All this holiday toil is a necessary evil, as one in three IT professionals surveyed said they experienced a severe network outage during a holiday break.
With no rest in sight for hard-working IT teams, organizations can help get everyone into the holiday spirit by rewarding their departments with the software, hardware and other gadgets IT teams really desire. Gifts like more bandwidth and training will go a long way in making IT pros lives easier all year round. And some items that IT wants – like clearing of outdated files off the network – require only an investment in time, not money.
Here are 10 suggestions for how to make any IT pro’s holiday season merry and bright.
Not only is your users’ bandwidth consumption growing wildly – especially as they engage apps constantly from their homes via cloud — but the enterprise is making even bigger demands. For example, file sizes are following the dictum of Moore’s Law and doubling every 18 months. More bandwidth can go a long way in making it easier for IT to keep networks running at optimal performance without taking away user access to certain applications.

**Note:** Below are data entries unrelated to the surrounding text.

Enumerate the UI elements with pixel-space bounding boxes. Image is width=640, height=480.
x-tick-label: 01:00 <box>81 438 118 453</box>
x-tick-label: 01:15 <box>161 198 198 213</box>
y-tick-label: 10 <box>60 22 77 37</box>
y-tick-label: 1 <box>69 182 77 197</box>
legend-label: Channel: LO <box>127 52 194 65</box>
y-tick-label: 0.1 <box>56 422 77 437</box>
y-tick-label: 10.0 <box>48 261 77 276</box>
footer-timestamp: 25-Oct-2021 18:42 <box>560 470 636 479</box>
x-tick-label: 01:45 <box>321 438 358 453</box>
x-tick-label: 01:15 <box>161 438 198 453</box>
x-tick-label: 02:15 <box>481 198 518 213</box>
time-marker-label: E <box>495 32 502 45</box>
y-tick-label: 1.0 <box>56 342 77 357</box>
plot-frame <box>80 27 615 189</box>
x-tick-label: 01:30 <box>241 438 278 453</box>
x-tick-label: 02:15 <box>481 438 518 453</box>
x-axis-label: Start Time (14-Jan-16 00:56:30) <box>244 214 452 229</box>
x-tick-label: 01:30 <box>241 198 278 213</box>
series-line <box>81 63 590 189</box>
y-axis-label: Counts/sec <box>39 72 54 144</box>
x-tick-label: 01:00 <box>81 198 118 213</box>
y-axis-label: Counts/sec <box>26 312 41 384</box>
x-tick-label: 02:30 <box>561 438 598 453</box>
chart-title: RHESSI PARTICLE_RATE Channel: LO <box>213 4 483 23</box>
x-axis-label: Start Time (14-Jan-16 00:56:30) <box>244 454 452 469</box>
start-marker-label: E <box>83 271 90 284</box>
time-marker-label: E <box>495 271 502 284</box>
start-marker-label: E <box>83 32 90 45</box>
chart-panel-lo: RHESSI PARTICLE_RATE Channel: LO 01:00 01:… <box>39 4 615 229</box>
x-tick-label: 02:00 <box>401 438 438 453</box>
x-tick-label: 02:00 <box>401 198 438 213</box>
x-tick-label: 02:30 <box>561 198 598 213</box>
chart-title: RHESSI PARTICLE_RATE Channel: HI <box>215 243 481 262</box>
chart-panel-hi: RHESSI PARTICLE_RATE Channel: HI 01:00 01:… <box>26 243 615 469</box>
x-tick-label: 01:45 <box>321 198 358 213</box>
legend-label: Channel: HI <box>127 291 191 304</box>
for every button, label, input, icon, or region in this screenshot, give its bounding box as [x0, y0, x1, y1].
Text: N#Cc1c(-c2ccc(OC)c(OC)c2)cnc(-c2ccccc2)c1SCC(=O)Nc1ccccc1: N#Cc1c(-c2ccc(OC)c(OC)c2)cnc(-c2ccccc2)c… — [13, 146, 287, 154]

By 2020, Gartner predicts there will be 25 billion devices connected to the Internet. All those devices will be producing data and taking up bandwidth, which is why IoT standards are needed to determine how these devices should talk to one another. It will make IT pros' jobs easier if they know exactly how and when the IoT devices on their network will interact with each other, especially in industrial environments where teams need to make fast decisions to keep networks working properly.
The scope of BYOD’s influence on company data isn’t going to slow down any time soon; 78% of organizations will allow BYOD use on their networks by 2018, according to Frost & Sullivan. These devices aren’t usually designed with high security in mind, which increases the risk of data loss or breaches. Reward the IT team this holiday season with BYOD policies that clearly map out what type of devices employees can use for work, and that restrict the sharing of business-critical documents via these devices.
Early spring cleaning
Old files take up valuable space on networks that are already bogged down by multiple applications and various BYOD devices fighting for coveted bandwidth space. Users can give the gift of an early spring cleaning by clearing outdated files off from shared servers to make room for the documents and applications needed to complete current tasks at hand.
As the IT industry continues to evolve, it’s important that IT professionals keep their certifications up to date and brush up on new skills and knowledge in order to continue to do their jobs successfully. Organizations can help make the learning process easier for their IT teams by offering on-the-job training courses, or allowing time off from work to attend classes.
Preparation is the key to running a successful network. IT pros must expect the unexpected and can benefit from tools that increase productivity by improving the user experience, delivering greater visibility into network and application performance, and quickly identifying issues to reduce troubleshooting time. This is especially true for smaller IT departments who don’t have the manpower to keep watch over an organization’s multiple servers and office locations at one time.
Computer Economics predicts the median increase for IT budgets this year to be just 2%, the lowest increase in the last four years. As a result, affordable hardware to help deal with these tight budgets is high on an IT department’s wish list this holiday season. One way to do so is through the Open Computer Project, which is moving more “white-box” technology into the data center.
Even the most savvy user can get scammed by a carefully prepared phishing message that looks like it’s coming from an organization’s CEO or HR department. More employee training and personal development programs are an excellent gift for IT who want to empower users to know more about keeping the networks that they use every day safe and secure.
Real time off
IT teams work hard around the clock and year-round. When they take scheduled PTO for the holidays to spend with their family and loved ones, their colleagues can give them the gift of a real vacation and not call or email during this time with tech issues.